In this sleepy Turkish bordertown, locals pass the time playing a dominos-like game and drinking strong black tea from tulip-shaped glasses.
It's here that a Syrian refugee named Mahmoud chooses to tell his story about the government offensive in Idlib. He arrived on Saturday from Jisr Al Shigur a town in the Idlib region. He was scouting an escape route for his family. He found the situation was worse than expected.
"If I could return to Syria to get my family and bring them here I would," says Mamoud. "But I would be killed if I went back now because of all the snipers, tanks and soldiers in the mountains. I will try but if I can't we'll have to depend on God."
He says the shooting started on Friday. Before he left, friends had warned him that the Syrian military had recently placed landmines in fields favored by refugees. On his seven hour journey by foot, he says he saw the freshly turned earth where they had been placed. Like many Syrians nowadays, Mahmoud is well-versed in the esoteric world of military hardware he saw on the way.
"A huge number of tanks, APCs (armored personal carrier), about 40 BMB tanks, 50 or 60 vehicles with soldiers, 10-15 cannons," says Mahmoud. "And the Shabiha militia's pickup trucks with machine guns mounted in the back. I saw this convoy with my own eyes as I was leaving."
There are reports Tuesday of fighting in Idlib between the Free Syrian Army (FSA) rebel movement and government forces.
Mustafa Haid is a Syrian human rights researcher. He says that the military is moving to control the city before international demands are realized for a humanitarian corridor to deliver aid.
"They talk about these these secure lines for humanitarian aid and buffer zones, some countries have started talking about that," Haid says. "It sounds like the regime knew Idlib would be the perfect place to do such things. And that's why they want to make sure they'd keep Idlib under control."
Human Rights Watch released a press statement Tuesday condemning the use of anti-personnel mines in the border regions.
Haid says he saw the mines in the field during his research.
"This kind of mine is Russian-made and it's called BMN2," he says. "It's also a pressure mine, only 15 kilograms [33 lbs] are needed to explode it, its not 30 or 40 [66 or 88 lbs]. It's even anti-children. Which means that they didn't put it there because they are afraid of the Free Syrian Army going back and forth to Turkey. They just want to kill people. They are placed in known refugee crossings."
Haid met a Syrian living along the border who received anti-mining training during his military service.

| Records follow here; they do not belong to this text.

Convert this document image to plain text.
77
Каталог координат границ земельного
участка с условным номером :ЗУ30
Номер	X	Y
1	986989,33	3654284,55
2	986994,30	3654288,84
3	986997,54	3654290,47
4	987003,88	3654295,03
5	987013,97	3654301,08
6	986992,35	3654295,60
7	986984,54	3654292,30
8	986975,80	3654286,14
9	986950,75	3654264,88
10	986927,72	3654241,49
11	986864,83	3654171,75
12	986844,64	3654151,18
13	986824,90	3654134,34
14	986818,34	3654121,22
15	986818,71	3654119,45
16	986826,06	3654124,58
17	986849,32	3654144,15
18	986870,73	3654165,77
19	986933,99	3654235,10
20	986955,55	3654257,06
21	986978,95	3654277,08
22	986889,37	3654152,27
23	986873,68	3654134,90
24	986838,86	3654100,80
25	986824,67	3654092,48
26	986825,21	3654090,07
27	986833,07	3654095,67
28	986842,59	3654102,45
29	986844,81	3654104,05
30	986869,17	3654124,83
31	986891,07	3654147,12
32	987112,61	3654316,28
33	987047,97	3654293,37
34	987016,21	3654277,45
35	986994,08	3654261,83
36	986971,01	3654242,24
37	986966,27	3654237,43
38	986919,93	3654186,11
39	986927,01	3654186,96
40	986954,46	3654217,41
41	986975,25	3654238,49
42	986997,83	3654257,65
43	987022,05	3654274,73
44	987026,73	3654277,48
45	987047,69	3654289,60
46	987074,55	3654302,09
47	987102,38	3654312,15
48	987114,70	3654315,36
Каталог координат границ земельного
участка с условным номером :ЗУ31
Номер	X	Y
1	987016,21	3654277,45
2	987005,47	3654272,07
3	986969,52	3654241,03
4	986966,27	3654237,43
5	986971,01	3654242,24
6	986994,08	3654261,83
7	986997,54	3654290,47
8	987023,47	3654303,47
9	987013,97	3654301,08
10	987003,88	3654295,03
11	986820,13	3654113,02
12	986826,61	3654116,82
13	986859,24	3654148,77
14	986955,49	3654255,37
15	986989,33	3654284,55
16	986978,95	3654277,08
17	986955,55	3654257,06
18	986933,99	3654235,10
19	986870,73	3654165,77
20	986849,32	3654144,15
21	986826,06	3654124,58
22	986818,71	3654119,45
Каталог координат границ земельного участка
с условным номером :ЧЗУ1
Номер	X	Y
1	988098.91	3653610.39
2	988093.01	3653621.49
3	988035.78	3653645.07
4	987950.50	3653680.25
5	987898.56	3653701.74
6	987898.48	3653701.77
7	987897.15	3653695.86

The man personally removed 300 mines near his home but had no training in how to defuse them.
"He crossed like 10 km [about 6.2 miles] with one in his hand to show it to me just to take a photo to show me for proof that they are placing landmines," Haid said.
Leaders of the FSA believe the new Assad offensive is about projecting power rather than capturing land. Captain Ayham al-Kurdi is an FSA commander. He says the government has been sending forces to Idlib for several weeks. Al-Kurdi doesn't expect Assad to destroy the entire city but just a neighborhood, to set an example.
"He wants to terrorize Idlib by staging strategic attacks and create maximum terror among the civilians," says al-Kurdi. "He is making a massacre in each city in the north. And just like they did in Hama, in the massacre of 1982, the rest of the country was so afraid that they did not even react.
Al-Kurdi says Idlib has opposed the regime since Bashar Al Asaad's father — Hafez Al Assad — first took power in the 1970s. Recent government gains have driven almost all of the rebels out of the cities. Al Kurdi says Idlib will be a hard battle, and a long battle, because the mountainous terrain of northern Syria is favorable to the rebels' guerrilla tactics.